In 2004, ate age six, Congaree retired after finishing fourth in the Churchill Downs Handicap. He retired with a record of 25: 12-2-4 and earnings of $3,267,490.

== Stud career ==
The stallion began his stud career stood in 2005 at Frank Stronach's Adena Springs in Midway, Kentucky. Adena Springs later moved operations to Paris, Kentucky, where Congaree stood through the 2009 breeding season. Beginning in 2010, Congaree stood at stud at Highcliff Farm in Delanson, New York. In 2013, Congaree was again moved to stand at Mill Creek Farm in New York, where he stayed until Lane's End Farm acquired him to stand at their Texas operation. When Lane's End Texas closed in 2017, Congaree was moved to stand at Valor Farm, also in Texas.

He was owned by Robert and Janice McNair, who bred and raced him in the name of their Stonerside Stable. After selling their Stonerside Stable property in Paris, Kentucky along with the majority of their bloodstock in October 2008, the McNairs began using the stable name Magnolia Racing Stable for their Thoroughbred holdings, which include Congaree, Cowboy Cal, Bob and John, and Stonesider.

Congaree was euthanized on November 22, 2020, due to the infirmities of old age.

=== Progeny ===
Congaree has met with success as a stallion, siring eight stakes winners from his first two crops to race, including multiple Gr.1 winner Jeranimo and multiple Gr. III winner Mythical Power.

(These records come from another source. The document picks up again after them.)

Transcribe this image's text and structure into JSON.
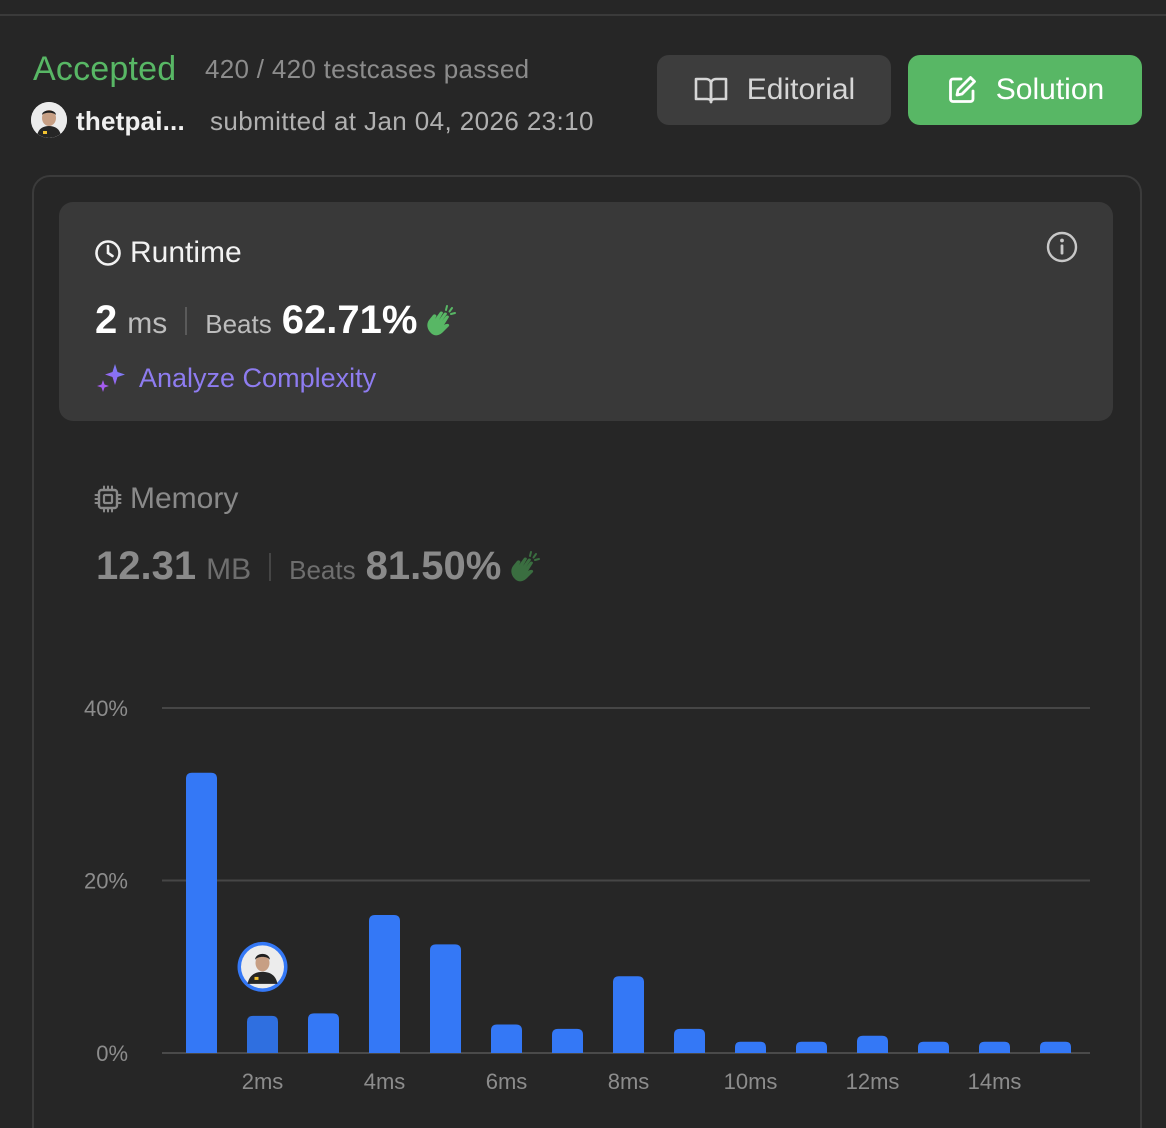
{
  "submission": {
    "status": "Accepted",
    "testcases": "420 / 420 testcases passed",
    "username": "thetpai...",
    "submitted_at": "submitted at Jan 04, 2026 23:10"
  },
  "buttons": {
    "editorial": "Editorial",
    "solution": "Solution"
  },
  "runtime": {
    "title": "Runtime",
    "value": "2",
    "unit": "ms",
    "beats_label": "Beats",
    "beats_value": "62.71%",
    "analyze_label": "Analyze Complexity"
  },
  "memory": {
    "title": "Memory",
    "value": "12.31",
    "unit": "MB",
    "beats_label": "Beats",
    "beats_value": "81.50%"
  },
  "colors": {
    "accepted": "#58b765",
    "bar": "#3478f6",
    "bar_user": "#2f6fe0",
    "analyze": "#8e7cf0",
    "clap": "#58b765"
  },
  "icons": {
    "editorial": "book-open-icon",
    "solution": "edit-icon",
    "runtime": "clock-icon",
    "memory": "chip-icon",
    "info": "info-icon",
    "analyze": "sparkle-icon",
    "beats": "clap-icon"
  },
  "chart_data": {
    "type": "bar",
    "x": [
      1,
      2,
      3,
      4,
      5,
      6,
      7,
      8,
      9,
      10,
      11,
      12,
      13,
      14,
      15
    ],
    "values": [
      32.5,
      4.3,
      4.6,
      16,
      12.6,
      3.3,
      2.8,
      8.9,
      2.8,
      1.3,
      1.3,
      2.0,
      1.3,
      1.3,
      1.3
    ],
    "x_tick_labels": [
      "2ms",
      "4ms",
      "6ms",
      "8ms",
      "10ms",
      "12ms",
      "14ms"
    ],
    "x_tick_values": [
      2,
      4,
      6,
      8,
      10,
      12,
      14
    ],
    "y_tick_labels": [
      "0%",
      "20%",
      "40%"
    ],
    "y_tick_values": [
      0,
      20,
      40
    ],
    "ylim": [
      0,
      40
    ],
    "highlight_x": 2,
    "grid": true
  }
}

He has also found international success, siring Irish Gr.III winning mare Maoineach.

Congaree's progeny includes:
- Jeranimo: Winner of the Shoemaker Mile Stakes, Eddie Read Handicap, San Gabriel Handicap (thrice), Oak Tree Mile Stakes, Strub Stakes, and Citation Handicap.
- Don't Tell Sophia: Winner of the Spinster Stakes, Chilukki Stakes, Bayakoa Stakes (twice), Pippin Stakes (twice), and Locust Grove Stakes.
- Killer Graces: Winner of the Hollywood Starlet Stakes, Landaluce Stakes, and Cinderella Stakes.
- Shrinking Violet: Winner of the Monrovia Stakes, Daisycutter Handicap, and Licaghtning City Stakes.
- Mythical Power: Winner of the Lone Star Derby and Texas Mile Stakes.
- Maoineach: Winner of the One Thousand Guineas Trial Stakes (IRE-G3) and Go And Go Round Tower Stakes (IRE-G3)
- Rockin' Rockstar: Winner of the Tom Ridge Stakes
- Conchacer: Winner of the Forward Pass Stakes and Prairie Express Stakes.